Ahora resulta que si los cómics venden bien todos nos alegramos, porque en el cómic se trata de ampliar el público, de cimentar la industria con ventas, normalizar la situación respeto a otros medios, los autores deben ganarse la vida con su trabajo, etc. Todos nos alegramos de que los cómics vendan bien... salvo, al parecer para algunos, si se trata de novelas gráficas recientes. En ese caso, como se viene repitiendo últimamente, incluso en los comentarios de este mismo blog, hay que "denunciarlas" como un "montaje comercial", un "invento" para vender, etc.
1) Salvo que uno tenga vocación de malditismo, los autores quieren llegar al público, quieren que vea o lean sus obras, etc. Dicho esto, hay obras que parecen concebidas desde buen comienzo como un producto comercial deliberado. Son diseñadas conscientemente para llegar al más amplio público posible, explotando temas, personajes, estilos o tendencias de moda, muy a menudo desde la gran industria, que para eso tiene en plantilla a expertos en marketing, distribución y ventas.
De este modo, me imagino que los que han clamado contra la "estrategia comercial" que hay supuestamente detrás de la novela gráfica reciente dan por supuesto que cuando Marvel anuncia la "muerte" del Capitán América, el crossover CIVIL WAR o el "final" de la serie regular de DAREDEVIL no lo hace como una estrategia comercial sino artística y creativa. Lo mismo que cuando DC anuncia la "muerte" de Superman, una posible secuela de WATCHMEN o el nuevo coloreado de SANDMAN tampoco tiene en mente intenciones comerciales. Como tampoco las tiene Dargaud cuando, ante el éxito de una serie, decide extender artificialmente sus tres álbumes inicialmente previstos a cinco o seis álbumes (caso real), aunque ello suponga hacer trabajar de mala gana a los autores, que preferirían hacer otros cómics en vez de seguir con esa serie (caso real). O que, por no olvidarnos de España, la política de la editorial Bruguera cuando publicaba sus tebeos estaba regida por una intención altruista de contribuir a la cultura de nuestro país.

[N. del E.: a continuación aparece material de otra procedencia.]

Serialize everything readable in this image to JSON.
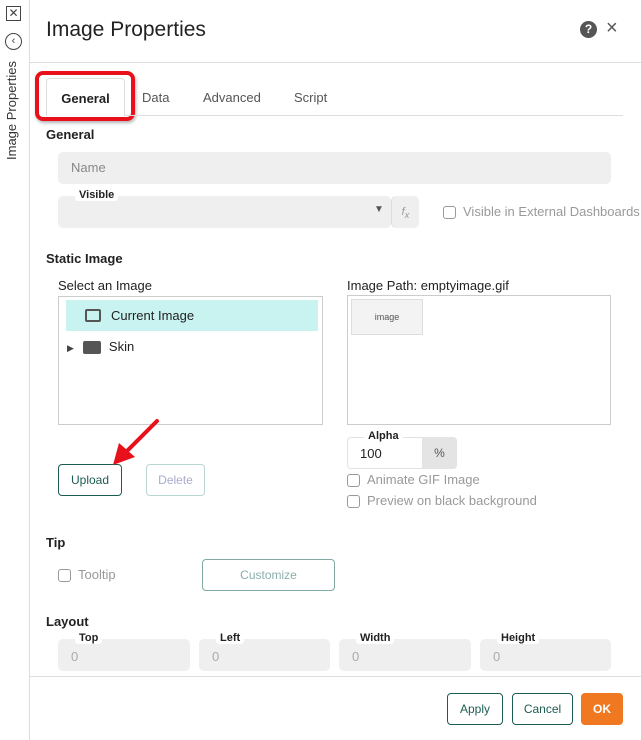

Dos aclaraciones antes de seguir. Conste que mi intención ahora no es criticar lo anterior. La sociedad capitalista es compleja, cada vez más, la gente tiene que vivir, y hay gente que elige vivir de su trabajo en la gran industria del cómic, lo cual me parece legítimo, e incluso sobra que diga esto salvo como aclaración. Tan legítimo como ganarse la vida –unos pocos afortunados muy bien– de ese trabajo. Así ha sido durante años. Lo que yo estoy criticando ahora es precisamente lo contrario: esta nueva postura de "denunciar" el éxito comercial de la novela gráfica reciente. Primero, como si hubiera algo inherentemente "malo" en ello (pero no en el éxito millonario de Mark Millar, por ejemplo). Segundo, como si la mayoría de esas novelas gráficas hubiesen sido concebidas en origen, deliberadamente, como productos comerciales. Esto último es fácilmente demostrable como falso, al menos en los ejemplos más señalados. Basta rescatar datos y testimonios de la historia reciente del cómic.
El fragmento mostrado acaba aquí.